Le régime de respect des obligations (" compliance ") ne figurant qu’en négatif dans l’article 18 du Protocole de Kyoto, la France a contribué à l’élaboration des points durs de la position de l’Union Européenne:

  • un système global et unique, cette approche impliquant une cohérence dans l’élaboration et la mise en oeuvre des règles de fonctionnement des moyens du Protocole (politiques et mesures ainsi que mécanismes de flexibilité) tout autant que des dispositions susceptibles (" reporting "...) de veiller au respect des résultats (engagements quantifiés). Cette approche implique par là-même que ce régime soit un préalable à la mise en œuvre des dits mécanismes,(contrairement à ce que le JUSCANZ aurait voulu voir se développer pour le " trading ").
  • un système d’application automatique, une fois les règles expressément établies. Ceci n’entame pas la possibilité de prévoir une procédure d’appel pour examiner les cas d’espèce, laquelle procédure, pour être indépendante, ne devrait être entre les mains de la COP et être de nature judiciaire.
  • un système dissuasif et gradué: le régime doit être clairement organisé de manière à inviter au respect des dispositions du Protocole; des incitations peuvent certes être envisagées en ce sens, mais surtout la possibilité de sanctions et de pénalités (sous forme par exemple d’interdictions de l’usage des permis pour des Parties trop laxistes au regard de leur engagement quantifié de réduction d’émissions, financières pour des Parties trop laxistes au regard du manque de surveillance de leurs entités légales,...).

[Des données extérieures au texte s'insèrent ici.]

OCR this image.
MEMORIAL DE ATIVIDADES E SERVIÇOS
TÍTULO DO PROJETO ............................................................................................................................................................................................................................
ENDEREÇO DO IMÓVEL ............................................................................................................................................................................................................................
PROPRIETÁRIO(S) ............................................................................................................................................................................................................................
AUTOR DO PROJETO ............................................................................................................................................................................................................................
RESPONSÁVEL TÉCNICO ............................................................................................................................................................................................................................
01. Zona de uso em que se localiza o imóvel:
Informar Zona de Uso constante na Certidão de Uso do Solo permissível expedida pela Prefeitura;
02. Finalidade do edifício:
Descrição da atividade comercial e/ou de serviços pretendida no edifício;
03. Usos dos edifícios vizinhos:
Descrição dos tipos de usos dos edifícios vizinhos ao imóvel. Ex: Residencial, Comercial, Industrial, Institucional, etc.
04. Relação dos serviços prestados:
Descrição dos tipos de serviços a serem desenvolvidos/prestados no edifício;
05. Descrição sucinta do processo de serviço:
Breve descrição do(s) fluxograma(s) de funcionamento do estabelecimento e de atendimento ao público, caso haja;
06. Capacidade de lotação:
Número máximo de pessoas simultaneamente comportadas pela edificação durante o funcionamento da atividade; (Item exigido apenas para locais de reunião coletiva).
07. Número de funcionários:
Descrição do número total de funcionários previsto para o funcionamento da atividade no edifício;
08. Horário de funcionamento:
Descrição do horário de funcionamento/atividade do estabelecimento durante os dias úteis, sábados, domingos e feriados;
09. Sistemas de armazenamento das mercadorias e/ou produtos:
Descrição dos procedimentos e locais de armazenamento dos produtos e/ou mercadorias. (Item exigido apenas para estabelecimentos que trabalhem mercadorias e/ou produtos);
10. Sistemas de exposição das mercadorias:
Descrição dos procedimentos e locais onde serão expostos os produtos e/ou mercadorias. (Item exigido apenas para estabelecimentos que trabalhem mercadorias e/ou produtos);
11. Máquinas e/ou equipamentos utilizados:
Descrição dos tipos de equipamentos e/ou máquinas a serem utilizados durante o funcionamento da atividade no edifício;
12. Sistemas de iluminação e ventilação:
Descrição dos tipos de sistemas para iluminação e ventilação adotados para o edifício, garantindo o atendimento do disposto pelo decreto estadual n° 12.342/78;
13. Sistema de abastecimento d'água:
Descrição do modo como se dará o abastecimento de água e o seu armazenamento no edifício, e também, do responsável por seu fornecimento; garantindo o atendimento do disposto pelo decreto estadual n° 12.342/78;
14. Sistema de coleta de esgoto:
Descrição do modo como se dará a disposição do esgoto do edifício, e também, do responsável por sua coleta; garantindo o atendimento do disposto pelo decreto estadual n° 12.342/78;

  • un système proportionné: le déclenchement des conséquences prévues dans ce régime doit être à hauteur de la nature de l’obligation et du caractère sérieux du manquement à celle-ci.
  • un système cohérent, mais également en ligne avec le dispositif de la Convention de Rio (article relatif au Processus Consultatif Multilatéral notamment, ..) dont l’élaboration a été achevée à Bonn pour être proposée à décision à Buenos Aires.